Nieuws

Euforie over wegstemmen kleutertoets is voorbarig

Tekst Monique Marreveld
Gepubliceerd op 07-11-2013 Gewijzigd op 17-10-2016
Al in 2005/2006 speelde de discussie over de kleutertoets en ook toen stemde de Kamer in meerderheid tegen.  

Wie wel eens een kleuterjuf spreekt, weet dat er sindsdien wettelijk misschien niet zoveel is veranderd, maar in de praktijk wel. Langzamerhand gaan steeds meer scholen in Nederland over tot het afnemen van de Cito-kleutertoets.

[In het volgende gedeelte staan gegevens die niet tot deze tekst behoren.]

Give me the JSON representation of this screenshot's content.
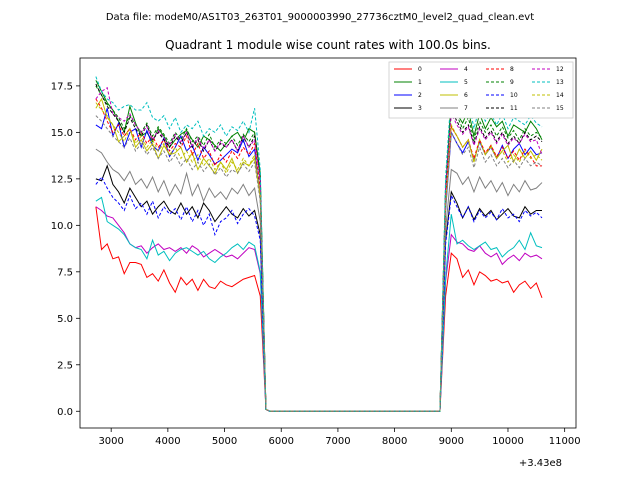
{
  "chart_data": {
    "type": "line",
    "suptitle": "Data file: modeM0/AS1T03_263T01_9000003990_27736cztM0_level2_quad_clean.evt",
    "title": "Quadrant 1 module wise count rates with 100.0s bins.",
    "xlabel": "",
    "ylabel": "",
    "x_offset_label": "+3.43e8",
    "xlim": [
      2450,
      11200
    ],
    "ylim": [
      -0.9,
      19.0
    ],
    "xticks": [
      3000,
      4000,
      5000,
      6000,
      7000,
      8000,
      9000,
      10000,
      11000
    ],
    "yticks": [
      0.0,
      2.5,
      5.0,
      7.5,
      10.0,
      12.5,
      15.0,
      17.5
    ],
    "ytick_labels": [
      "0.0",
      "2.5",
      "5.0",
      "7.5",
      "10.0",
      "12.5",
      "15.0",
      "17.5"
    ],
    "gap": {
      "start": 5800,
      "end": 8800,
      "value": 0
    },
    "segment1": {
      "x_start": 2730,
      "x_step": 100,
      "count": 31
    },
    "segment2": {
      "x_start": 8900,
      "x_step": 100,
      "count": 18
    },
    "legend_position": "upper right",
    "series": [
      {
        "name": "0",
        "color": "#ff0000",
        "dashed": false,
        "seg1": [
          11.0,
          8.7,
          9.0,
          8.2,
          8.3,
          7.4,
          8.0,
          8.0,
          7.9,
          7.2,
          7.4,
          7.0,
          7.6,
          6.9,
          6.4,
          7.2,
          6.8,
          7.1,
          6.5,
          7.1,
          6.7,
          6.6,
          7.0,
          6.8,
          6.7,
          6.9,
          7.1,
          7.2,
          7.3,
          6.2,
          0.1
        ],
        "seg2": [
          6.2,
          8.5,
          8.2,
          7.2,
          7.6,
          6.8,
          7.5,
          7.3,
          7.0,
          7.1,
          6.9,
          7.0,
          6.4,
          6.8,
          7.0,
          6.6,
          6.9,
          6.1
        ]
      },
      {
        "name": "1",
        "color": "#008000",
        "dashed": false,
        "seg1": [
          17.8,
          17.2,
          16.6,
          16.2,
          15.6,
          15.0,
          16.4,
          15.5,
          14.8,
          15.0,
          14.5,
          15.2,
          14.8,
          14.2,
          14.6,
          14.9,
          15.1,
          14.6,
          14.2,
          14.8,
          14.6,
          14.3,
          14.0,
          14.4,
          14.8,
          15.0,
          14.5,
          15.2,
          15.0,
          12.8,
          0.1
        ],
        "seg2": [
          12.0,
          16.8,
          16.0,
          15.5,
          16.2,
          14.8,
          16.0,
          15.2,
          15.8,
          15.3,
          15.6,
          14.8,
          15.4,
          15.2,
          15.0,
          15.6,
          15.2,
          14.6
        ]
      },
      {
        "name": "2",
        "color": "#0000ff",
        "dashed": false,
        "seg1": [
          15.4,
          15.2,
          16.3,
          14.8,
          15.5,
          14.2,
          15.0,
          15.2,
          14.2,
          15.1,
          14.3,
          14.0,
          14.7,
          13.7,
          14.2,
          14.8,
          14.0,
          14.3,
          13.5,
          14.2,
          13.8,
          13.3,
          13.5,
          13.8,
          14.1,
          13.9,
          14.6,
          13.7,
          14.1,
          11.5,
          0.1
        ],
        "seg2": [
          10.8,
          15.0,
          14.4,
          13.9,
          14.5,
          13.5,
          14.5,
          13.8,
          14.2,
          13.6,
          14.3,
          13.6,
          14.1,
          14.4,
          13.8,
          14.2,
          13.8,
          13.9
        ]
      },
      {
        "name": "3",
        "color": "#000000",
        "dashed": false,
        "seg1": [
          12.5,
          12.4,
          13.2,
          12.2,
          11.8,
          11.2,
          12.0,
          11.5,
          11.0,
          11.3,
          10.6,
          11.0,
          11.3,
          10.8,
          10.6,
          11.2,
          10.6,
          11.0,
          10.4,
          11.2,
          10.8,
          10.2,
          10.6,
          11.0,
          10.6,
          10.4,
          10.9,
          10.5,
          10.8,
          9.5,
          0.1
        ],
        "seg2": [
          9.2,
          11.8,
          11.2,
          10.4,
          11.0,
          10.3,
          10.9,
          10.5,
          10.8,
          10.3,
          10.6,
          10.9,
          10.5,
          10.4,
          11.0,
          10.6,
          10.8,
          10.8
        ]
      },
      {
        "name": "4",
        "color": "#c000c0",
        "dashed": false,
        "seg1": [
          11.0,
          10.8,
          10.5,
          10.4,
          10.0,
          9.6,
          9.0,
          8.8,
          8.9,
          8.5,
          8.8,
          9.0,
          8.7,
          8.8,
          8.6,
          8.8,
          8.5,
          8.9,
          8.7,
          8.3,
          8.5,
          8.7,
          8.5,
          8.3,
          8.4,
          8.2,
          8.5,
          8.8,
          8.7,
          7.4,
          0.1
        ],
        "seg2": [
          7.0,
          9.5,
          9.1,
          9.0,
          8.7,
          8.6,
          8.9,
          8.5,
          8.3,
          8.5,
          7.9,
          8.2,
          8.4,
          8.1,
          8.5,
          8.3,
          8.4,
          8.2
        ]
      },
      {
        "name": "5",
        "color": "#00bfbf",
        "dashed": false,
        "seg1": [
          11.3,
          11.5,
          10.2,
          10.0,
          9.8,
          9.5,
          9.0,
          8.8,
          8.7,
          8.2,
          9.2,
          8.4,
          8.6,
          8.1,
          8.5,
          8.7,
          8.8,
          8.6,
          8.4,
          8.6,
          8.2,
          8.0,
          8.3,
          8.5,
          8.8,
          9.0,
          8.7,
          9.1,
          8.9,
          7.5,
          0.1
        ],
        "seg2": [
          7.2,
          10.6,
          9.0,
          9.2,
          8.9,
          8.7,
          8.9,
          9.1,
          8.7,
          8.8,
          8.3,
          8.6,
          8.8,
          9.2,
          8.7,
          9.6,
          8.9,
          8.8
        ]
      },
      {
        "name": "6",
        "color": "#bfbf00",
        "dashed": false,
        "seg1": [
          16.3,
          16.8,
          15.8,
          15.4,
          14.5,
          14.8,
          15.2,
          14.2,
          14.6,
          14.0,
          14.4,
          13.6,
          14.3,
          13.8,
          13.9,
          14.2,
          13.4,
          13.9,
          13.0,
          13.6,
          13.2,
          12.8,
          13.4,
          13.0,
          13.6,
          12.8,
          13.4,
          13.2,
          13.6,
          11.5,
          0.1
        ],
        "seg2": [
          11.0,
          15.3,
          14.8,
          14.2,
          14.6,
          13.4,
          14.6,
          13.8,
          14.3,
          13.6,
          14.0,
          14.3,
          13.4,
          14.1,
          13.6,
          14.0,
          13.5,
          14.1
        ]
      },
      {
        "name": "7",
        "color": "#808080",
        "dashed": false,
        "seg1": [
          14.1,
          13.9,
          13.4,
          13.0,
          12.8,
          12.4,
          12.9,
          12.2,
          12.5,
          12.0,
          12.6,
          11.8,
          12.4,
          11.6,
          12.2,
          11.7,
          12.8,
          11.6,
          12.2,
          11.3,
          12.0,
          11.5,
          11.8,
          11.4,
          12.0,
          11.7,
          12.2,
          11.6,
          12.0,
          10.2,
          0.1
        ],
        "seg2": [
          9.8,
          13.0,
          12.8,
          12.2,
          12.6,
          11.8,
          12.6,
          12.0,
          12.4,
          11.8,
          12.3,
          11.6,
          12.2,
          11.8,
          12.4,
          11.9,
          12.0,
          12.3
        ]
      },
      {
        "name": "8",
        "color": "#ff0000",
        "dashed": true,
        "seg1": [
          16.8,
          16.3,
          15.6,
          15.0,
          15.4,
          14.8,
          15.2,
          14.6,
          15.0,
          14.4,
          14.8,
          14.2,
          14.6,
          14.0,
          14.4,
          14.2,
          14.8,
          13.8,
          14.4,
          13.6,
          14.0,
          13.2,
          13.8,
          13.4,
          14.0,
          13.6,
          14.2,
          13.8,
          14.4,
          12.0,
          0.1
        ],
        "seg2": [
          11.6,
          15.3,
          14.8,
          14.2,
          14.6,
          13.6,
          14.6,
          13.9,
          14.3,
          13.7,
          14.2,
          13.6,
          14.0,
          13.5,
          14.1,
          13.7,
          13.2,
          13.2
        ]
      },
      {
        "name": "9",
        "color": "#008000",
        "dashed": true,
        "seg1": [
          17.5,
          17.0,
          16.5,
          16.2,
          15.8,
          15.2,
          15.9,
          15.4,
          15.0,
          15.5,
          14.8,
          15.3,
          14.9,
          14.4,
          15.0,
          14.6,
          15.2,
          14.5,
          14.8,
          14.3,
          14.9,
          14.2,
          14.6,
          14.4,
          14.8,
          14.3,
          14.9,
          14.5,
          15.0,
          12.6,
          0.1
        ],
        "seg2": [
          12.2,
          16.6,
          15.9,
          15.2,
          15.8,
          14.6,
          15.6,
          15.0,
          15.4,
          14.8,
          15.3,
          14.7,
          15.1,
          14.6,
          15.2,
          14.8,
          15.0,
          14.7
        ]
      },
      {
        "name": "10",
        "color": "#0000ff",
        "dashed": true,
        "seg1": [
          12.2,
          12.6,
          12.0,
          11.5,
          11.2,
          10.8,
          11.6,
          10.9,
          11.2,
          10.6,
          11.3,
          10.4,
          11.0,
          10.6,
          10.9,
          10.3,
          11.0,
          10.2,
          10.8,
          10.0,
          10.6,
          9.5,
          10.2,
          10.4,
          10.8,
          10.1,
          10.6,
          10.9,
          10.5,
          9.2,
          0.1
        ],
        "seg2": [
          9.0,
          11.6,
          11.0,
          10.4,
          11.0,
          10.2,
          10.8,
          10.4,
          10.7,
          10.3,
          10.9,
          10.4,
          10.6,
          10.2,
          10.8,
          10.5,
          10.7,
          10.4
        ]
      },
      {
        "name": "11",
        "color": "#000000",
        "dashed": true,
        "seg1": [
          17.6,
          17.0,
          16.4,
          16.0,
          15.6,
          15.0,
          15.8,
          15.2,
          14.8,
          15.4,
          14.6,
          15.0,
          14.6,
          14.2,
          14.8,
          14.4,
          15.0,
          14.2,
          14.6,
          14.0,
          14.6,
          14.0,
          14.4,
          14.2,
          14.6,
          14.0,
          14.8,
          14.2,
          14.8,
          12.4,
          0.1
        ],
        "seg2": [
          12.0,
          16.2,
          15.6,
          15.0,
          15.4,
          14.4,
          15.3,
          14.7,
          15.1,
          14.5,
          15.0,
          14.4,
          14.8,
          14.4,
          15.0,
          14.6,
          14.8,
          14.5
        ]
      },
      {
        "name": "12",
        "color": "#c000c0",
        "dashed": true,
        "seg1": [
          16.8,
          17.2,
          17.4,
          16.0,
          15.8,
          15.6,
          16.0,
          15.4,
          15.0,
          15.3,
          14.6,
          15.1,
          14.7,
          14.3,
          14.9,
          14.5,
          15.0,
          14.3,
          14.7,
          14.1,
          14.6,
          14.0,
          14.5,
          14.2,
          14.6,
          14.0,
          14.8,
          14.2,
          14.6,
          12.4,
          0.1
        ],
        "seg2": [
          12.0,
          16.0,
          15.4,
          14.9,
          15.3,
          14.3,
          15.2,
          14.6,
          15.0,
          14.4,
          14.9,
          14.3,
          14.7,
          14.4,
          14.9,
          14.5,
          14.6,
          13.8
        ]
      },
      {
        "name": "13",
        "color": "#00bfbf",
        "dashed": true,
        "seg1": [
          18.0,
          17.2,
          16.8,
          16.6,
          16.2,
          16.4,
          16.5,
          16.2,
          16.2,
          16.6,
          15.8,
          15.6,
          15.9,
          15.2,
          15.8,
          15.0,
          15.4,
          15.2,
          15.6,
          14.8,
          15.2,
          15.0,
          15.4,
          14.8,
          15.3,
          15.1,
          15.6,
          15.0,
          16.3,
          13.0,
          0.1
        ],
        "seg2": [
          12.6,
          17.2,
          16.6,
          16.0,
          16.8,
          15.2,
          16.4,
          15.6,
          16.0,
          15.4,
          16.0,
          15.2,
          15.8,
          15.6,
          15.4,
          15.9,
          15.5,
          15.3
        ]
      },
      {
        "name": "14",
        "color": "#bfbf00",
        "dashed": true,
        "seg1": [
          16.6,
          16.2,
          15.9,
          15.4,
          15.0,
          14.5,
          15.2,
          14.4,
          14.8,
          14.2,
          14.6,
          14.0,
          14.4,
          13.8,
          14.2,
          13.6,
          14.0,
          13.4,
          13.8,
          13.2,
          13.6,
          13.0,
          13.4,
          12.8,
          13.4,
          13.0,
          13.6,
          13.2,
          13.8,
          11.6,
          0.1
        ],
        "seg2": [
          11.2,
          15.4,
          14.8,
          14.2,
          14.6,
          13.4,
          14.6,
          13.8,
          14.2,
          13.6,
          14.0,
          13.4,
          13.8,
          13.4,
          14.0,
          13.6,
          13.8,
          13.5
        ]
      },
      {
        "name": "15",
        "color": "#808080",
        "dashed": true,
        "seg1": [
          15.9,
          15.6,
          15.2,
          14.8,
          14.5,
          14.2,
          14.7,
          14.0,
          14.4,
          13.8,
          14.2,
          13.6,
          14.0,
          13.4,
          13.8,
          13.2,
          13.6,
          13.0,
          13.4,
          12.9,
          13.3,
          12.7,
          13.1,
          12.6,
          13.0,
          12.8,
          13.3,
          12.9,
          13.4,
          11.3,
          0.1
        ],
        "seg2": [
          10.9,
          15.0,
          14.4,
          13.8,
          14.2,
          13.1,
          14.2,
          13.4,
          13.8,
          13.2,
          13.6,
          13.1,
          13.5,
          13.1,
          13.6,
          13.2,
          13.4,
          13.2
        ]
      }
    ]
  }
}
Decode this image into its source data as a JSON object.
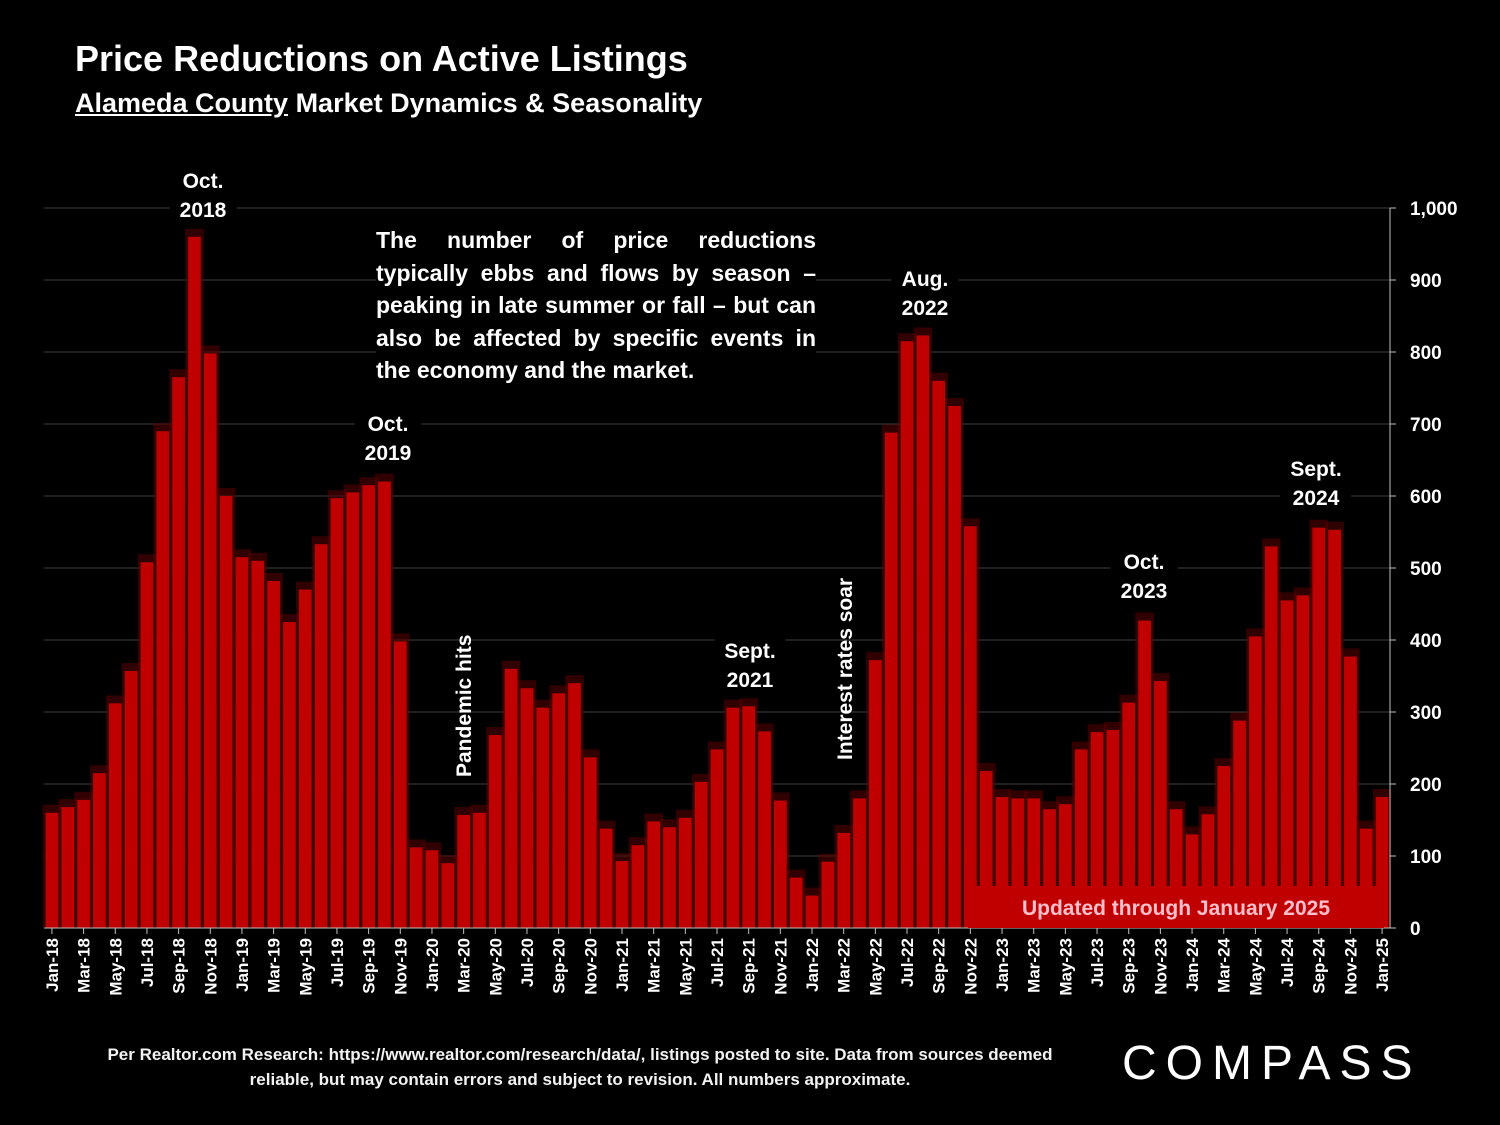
{
  "title": "Price Reductions on Active Listings",
  "subtitle_region": "Alameda County",
  "subtitle_rest": "Market Dynamics & Seasonality",
  "note": "The number of price reductions typically ebbs and flows by season – peaking in late summer or fall – but can also be affected by specific events in the economy and the market.",
  "annotations": {
    "oct2018": {
      "line1": "Oct.",
      "line2": "2018"
    },
    "oct2019": {
      "line1": "Oct.",
      "line2": "2019"
    },
    "sept2021": {
      "line1": "Sept.",
      "line2": "2021"
    },
    "aug2022": {
      "line1": "Aug.",
      "line2": "2022"
    },
    "oct2023": {
      "line1": "Oct.",
      "line2": "2023"
    },
    "sept2024": {
      "line1": "Sept.",
      "line2": "2024"
    },
    "pandemic": "Pandemic hits",
    "rates": "Interest rates soar"
  },
  "updated_badge": "Updated through January 2025",
  "source_text": "Per Realtor.com Research:  https://www.realtor.com/research/data/, listings posted to site. Data from sources deemed reliable, but may contain errors and subject to revision. All numbers approximate.",
  "logo": "COMPASS",
  "colors": {
    "bar": "#c00000",
    "bar_glow": "#5a0000",
    "grid": "#404040",
    "background": "#000000"
  },
  "chart_data": {
    "type": "bar",
    "categories": [
      "Jan-18",
      "Feb-18",
      "Mar-18",
      "Apr-18",
      "May-18",
      "Jun-18",
      "Jul-18",
      "Aug-18",
      "Sep-18",
      "Oct-18",
      "Nov-18",
      "Dec-18",
      "Jan-19",
      "Feb-19",
      "Mar-19",
      "Apr-19",
      "May-19",
      "Jun-19",
      "Jul-19",
      "Aug-19",
      "Sep-19",
      "Oct-19",
      "Nov-19",
      "Dec-19",
      "Jan-20",
      "Feb-20",
      "Mar-20",
      "Apr-20",
      "May-20",
      "Jun-20",
      "Jul-20",
      "Aug-20",
      "Sep-20",
      "Oct-20",
      "Nov-20",
      "Dec-20",
      "Jan-21",
      "Feb-21",
      "Mar-21",
      "Apr-21",
      "May-21",
      "Jun-21",
      "Jul-21",
      "Aug-21",
      "Sep-21",
      "Oct-21",
      "Nov-21",
      "Dec-21",
      "Jan-22",
      "Feb-22",
      "Mar-22",
      "Apr-22",
      "May-22",
      "Jun-22",
      "Jul-22",
      "Aug-22",
      "Sep-22",
      "Oct-22",
      "Nov-22",
      "Dec-22",
      "Jan-23",
      "Feb-23",
      "Mar-23",
      "Apr-23",
      "May-23",
      "Jun-23",
      "Jul-23",
      "Aug-23",
      "Sep-23",
      "Oct-23",
      "Nov-23",
      "Dec-23",
      "Jan-24",
      "Feb-24",
      "Mar-24",
      "Apr-24",
      "May-24",
      "Jun-24",
      "Jul-24",
      "Aug-24",
      "Sep-24",
      "Oct-24",
      "Nov-24",
      "Dec-24",
      "Jan-25"
    ],
    "tick_labels": [
      "Jan-18",
      "Mar-18",
      "May-18",
      "Jul-18",
      "Sep-18",
      "Nov-18",
      "Jan-19",
      "Mar-19",
      "May-19",
      "Jul-19",
      "Sep-19",
      "Nov-19",
      "Jan-20",
      "Mar-20",
      "May-20",
      "Jul-20",
      "Sep-20",
      "Nov-20",
      "Jan-21",
      "Mar-21",
      "May-21",
      "Jul-21",
      "Sep-21",
      "Nov-21",
      "Jan-22",
      "Mar-22",
      "May-22",
      "Jul-22",
      "Sep-22",
      "Nov-22",
      "Jan-23",
      "Mar-23",
      "May-23",
      "Jul-23",
      "Sep-23",
      "Nov-23",
      "Jan-24",
      "Mar-24",
      "May-24",
      "Jul-24",
      "Sep-24",
      "Nov-24",
      "Jan-25"
    ],
    "values": [
      160,
      168,
      178,
      215,
      312,
      357,
      508,
      690,
      765,
      960,
      798,
      600,
      515,
      510,
      482,
      425,
      470,
      533,
      597,
      605,
      615,
      620,
      398,
      112,
      108,
      90,
      157,
      160,
      268,
      360,
      333,
      306,
      326,
      340,
      237,
      138,
      93,
      115,
      148,
      140,
      153,
      203,
      248,
      306,
      308,
      273,
      177,
      70,
      45,
      92,
      132,
      180,
      372,
      688,
      815,
      823,
      760,
      725,
      558,
      218,
      182,
      180,
      180,
      165,
      172,
      248,
      272,
      275,
      313,
      427,
      343,
      165,
      130,
      158,
      225,
      288,
      405,
      530,
      455,
      462,
      556,
      553,
      377,
      138,
      182
    ],
    "yticks": [
      0,
      100,
      200,
      300,
      400,
      500,
      600,
      700,
      800,
      900,
      1000
    ],
    "ylim": [
      0,
      1000
    ],
    "grid": true
  }
}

Dat is ook het signaal dat veel Kamerleden krijgen. Reden, zeggen ze bijna allemaal, is dat de directie erop staat. En waarom? Omdat de inspectie een school erop afrekent. Hier lijkt iets vreemds aan de hand.

'Ik heb geen verplichte kleutertoets nodig', zei toenmalig AVS-voorzitter Ton Duif al in 2007 tijdens de jaarvergadering van Nederlandse schoolleiders. Hoe kan het dat een toets die niet in de wet staat, toch alomtegenwoordig lijkt?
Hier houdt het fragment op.